By Nikki Weingartner     Aug 8, 2008 in Travel
Known for its hotdogs and attractions, New York's Coney Island now has a waterboarding thrill to add to its list. Is it the expression of American art or does it border on inappropriate? After watching a convulsing prisoner, try the cotton candy.
This famous tourist attraction is more than just a name. This seasonal beachfront neighborhood features many rides and attractions, like the circus sideshow that boasts;
Witness Donny Vomit performing death defying acts of bravery! See Angelica do the stunning fire dance with your own eyes! Sigh as Heather Holliday, the world's cutest female sword swallower performs her miraculous act.
There is even a freak bar to quench your thirst and enjoy some entertainment of a different sort.
The intended purpose of Coney Island was to defend American art forms, in all their uniqueness through innovative exhibits and performances. Its Mission Statement clearly states that it "seeks to revitalize the community from which it takes its name, attracting international recognition and visitors while providing low-cost services to a mass, working class New York City audience, including the young and the old, the art and the family oriented."
Their innovations just got a little more unique, as Coney Island defends another American art form: Waterboarding.
For a mere $1, visitors can activate a robot simulated waterboarding technique. The family oriented attraction watches a hooded man pour water on the face of a restrained prisoner wearing an orange jumpsuit, similar to those worn by the prisoners at Guantanamo Bay. He is laying on a tilted board with a towl over his face.

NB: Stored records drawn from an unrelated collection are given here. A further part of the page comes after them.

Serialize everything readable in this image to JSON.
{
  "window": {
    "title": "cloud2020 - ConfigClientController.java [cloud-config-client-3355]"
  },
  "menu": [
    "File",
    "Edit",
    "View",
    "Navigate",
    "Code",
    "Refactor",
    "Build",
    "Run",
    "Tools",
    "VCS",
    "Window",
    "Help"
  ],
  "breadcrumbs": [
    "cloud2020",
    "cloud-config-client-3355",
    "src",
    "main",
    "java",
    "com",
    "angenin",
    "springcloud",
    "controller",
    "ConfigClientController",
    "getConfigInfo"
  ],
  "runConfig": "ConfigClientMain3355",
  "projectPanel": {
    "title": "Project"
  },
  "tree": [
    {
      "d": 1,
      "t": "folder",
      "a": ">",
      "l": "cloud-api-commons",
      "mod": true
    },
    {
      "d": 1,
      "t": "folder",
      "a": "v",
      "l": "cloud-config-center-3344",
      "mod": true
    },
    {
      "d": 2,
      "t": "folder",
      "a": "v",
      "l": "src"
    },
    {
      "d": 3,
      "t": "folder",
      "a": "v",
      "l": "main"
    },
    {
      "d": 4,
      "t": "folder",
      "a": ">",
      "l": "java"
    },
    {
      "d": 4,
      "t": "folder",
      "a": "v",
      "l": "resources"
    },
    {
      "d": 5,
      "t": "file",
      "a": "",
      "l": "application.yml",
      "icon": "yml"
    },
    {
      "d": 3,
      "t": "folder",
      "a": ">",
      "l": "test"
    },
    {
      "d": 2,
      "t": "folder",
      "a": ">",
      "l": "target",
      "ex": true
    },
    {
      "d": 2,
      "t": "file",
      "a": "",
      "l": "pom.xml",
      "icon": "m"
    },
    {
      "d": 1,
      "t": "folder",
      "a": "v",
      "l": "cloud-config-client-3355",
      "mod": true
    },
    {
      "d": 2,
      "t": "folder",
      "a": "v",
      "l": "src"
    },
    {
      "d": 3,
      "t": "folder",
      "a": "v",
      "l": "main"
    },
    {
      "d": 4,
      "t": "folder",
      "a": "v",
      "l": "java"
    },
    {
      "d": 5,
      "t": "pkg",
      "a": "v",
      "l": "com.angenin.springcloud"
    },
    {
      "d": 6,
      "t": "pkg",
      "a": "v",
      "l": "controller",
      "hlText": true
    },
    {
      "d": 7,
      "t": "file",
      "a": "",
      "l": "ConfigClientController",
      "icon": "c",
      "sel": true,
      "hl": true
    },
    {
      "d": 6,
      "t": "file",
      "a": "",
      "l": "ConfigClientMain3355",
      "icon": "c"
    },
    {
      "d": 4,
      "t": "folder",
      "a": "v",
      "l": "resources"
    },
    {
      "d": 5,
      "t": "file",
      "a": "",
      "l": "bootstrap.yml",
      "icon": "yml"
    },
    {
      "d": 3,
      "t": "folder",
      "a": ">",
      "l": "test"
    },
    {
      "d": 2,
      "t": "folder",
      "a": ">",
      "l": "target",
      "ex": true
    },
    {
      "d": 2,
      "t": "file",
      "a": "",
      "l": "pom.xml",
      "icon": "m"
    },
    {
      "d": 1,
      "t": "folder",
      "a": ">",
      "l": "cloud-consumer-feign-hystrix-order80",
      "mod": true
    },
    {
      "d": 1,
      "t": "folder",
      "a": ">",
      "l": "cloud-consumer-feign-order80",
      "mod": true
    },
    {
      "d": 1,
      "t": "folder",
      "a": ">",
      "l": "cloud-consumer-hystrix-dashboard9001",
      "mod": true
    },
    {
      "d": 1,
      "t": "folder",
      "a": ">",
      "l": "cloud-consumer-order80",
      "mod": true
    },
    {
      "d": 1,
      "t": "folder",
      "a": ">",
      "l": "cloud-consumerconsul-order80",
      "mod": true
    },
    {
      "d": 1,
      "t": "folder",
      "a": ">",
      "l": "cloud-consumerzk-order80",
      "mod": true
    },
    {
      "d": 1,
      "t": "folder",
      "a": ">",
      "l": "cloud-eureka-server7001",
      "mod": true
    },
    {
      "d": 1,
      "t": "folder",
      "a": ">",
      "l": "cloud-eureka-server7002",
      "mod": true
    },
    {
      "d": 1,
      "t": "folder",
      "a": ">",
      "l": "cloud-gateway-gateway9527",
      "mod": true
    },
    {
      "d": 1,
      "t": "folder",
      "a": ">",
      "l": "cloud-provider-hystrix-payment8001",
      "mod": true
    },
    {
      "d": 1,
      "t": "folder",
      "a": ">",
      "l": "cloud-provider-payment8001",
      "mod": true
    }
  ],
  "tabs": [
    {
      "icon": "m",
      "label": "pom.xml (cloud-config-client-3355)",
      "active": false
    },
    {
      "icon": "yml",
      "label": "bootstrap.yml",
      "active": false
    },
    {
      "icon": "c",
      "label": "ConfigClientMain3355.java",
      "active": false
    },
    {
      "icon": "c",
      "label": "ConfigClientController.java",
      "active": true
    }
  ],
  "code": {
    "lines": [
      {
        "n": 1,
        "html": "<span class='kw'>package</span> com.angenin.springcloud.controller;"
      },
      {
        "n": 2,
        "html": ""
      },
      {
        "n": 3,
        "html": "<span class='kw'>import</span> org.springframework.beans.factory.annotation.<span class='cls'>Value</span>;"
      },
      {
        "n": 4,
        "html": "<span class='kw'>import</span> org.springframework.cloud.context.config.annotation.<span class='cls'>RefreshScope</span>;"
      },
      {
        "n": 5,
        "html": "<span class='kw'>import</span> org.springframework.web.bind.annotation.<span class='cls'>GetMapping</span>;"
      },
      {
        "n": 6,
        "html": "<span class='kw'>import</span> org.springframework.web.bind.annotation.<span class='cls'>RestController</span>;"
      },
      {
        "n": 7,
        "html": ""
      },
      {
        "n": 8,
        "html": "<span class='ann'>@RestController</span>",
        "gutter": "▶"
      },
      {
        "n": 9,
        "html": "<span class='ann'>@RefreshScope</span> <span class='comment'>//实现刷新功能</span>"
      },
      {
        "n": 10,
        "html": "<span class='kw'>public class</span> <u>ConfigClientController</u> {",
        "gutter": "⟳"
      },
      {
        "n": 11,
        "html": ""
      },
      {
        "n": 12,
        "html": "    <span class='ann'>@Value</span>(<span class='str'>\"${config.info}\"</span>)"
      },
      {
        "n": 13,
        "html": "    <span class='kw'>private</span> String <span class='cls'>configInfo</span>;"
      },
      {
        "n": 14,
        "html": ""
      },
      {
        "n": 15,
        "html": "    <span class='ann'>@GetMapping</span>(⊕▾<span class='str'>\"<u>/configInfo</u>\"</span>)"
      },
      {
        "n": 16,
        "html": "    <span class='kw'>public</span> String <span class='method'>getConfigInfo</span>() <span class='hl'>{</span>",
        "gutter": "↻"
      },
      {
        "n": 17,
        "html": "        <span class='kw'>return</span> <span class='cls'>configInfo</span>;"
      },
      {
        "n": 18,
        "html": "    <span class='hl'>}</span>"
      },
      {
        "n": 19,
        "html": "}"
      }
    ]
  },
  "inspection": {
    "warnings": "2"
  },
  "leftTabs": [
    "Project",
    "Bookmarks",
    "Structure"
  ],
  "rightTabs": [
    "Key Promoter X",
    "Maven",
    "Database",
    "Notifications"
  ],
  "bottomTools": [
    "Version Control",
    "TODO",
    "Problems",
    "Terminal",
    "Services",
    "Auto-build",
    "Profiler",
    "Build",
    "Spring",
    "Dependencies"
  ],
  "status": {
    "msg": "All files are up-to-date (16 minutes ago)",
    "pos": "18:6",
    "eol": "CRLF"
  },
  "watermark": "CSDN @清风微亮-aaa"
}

While the dark hooded executioner pours water up the nose and in the mouth of the prisoner, convulses in simulated pain for about 15-seconds until the ride shuts off, awaiting another person to feed the machine.
As explained by Reuters:
The scene using robotic dolls is an installation built by artist Steve Powers to criticize waterboarding, a simulated drowning technique the United States has admitted using on terrorism suspects, but that rights group say is torture.
The attraction's sign reads "Waterboard Thrill Ride", with the words "It Doesn't Gitmo Better Than This" coming out of the mouth of a cartoon character that looks like Spongebob Squarepants being tied down.
Some critics say it will have psychological ramifications for those in the area who view the "Waterboard Thrill Ride". Passersby can see first hand that the attraction is anything other than positively attractive, according to a local who was quoted in the Reuters story as saying "Anyone can see this is painful from 50 feet away." It has the potential to bring up painful memories of the torture experienced by individuals and family members during times of war and international conflicts.
Still, some find it a "twisted" learning experience that may be necessary.
Understanding the controversial technique is one thing but using a popular cartoon character as a means to attract visitors to take a peek may be stepping over the line of innovative as many very young children are fans of the happy little sponge. Adults have the ability to walk away, whereas little folks may not understand or adolescent aged visitors who are running around may not understand what the attraction means and unknowingly witness something that traumatizes them. Often, children do not speak of horrible things they witness.
Innovative and artsy, that is what Coney Island is all about.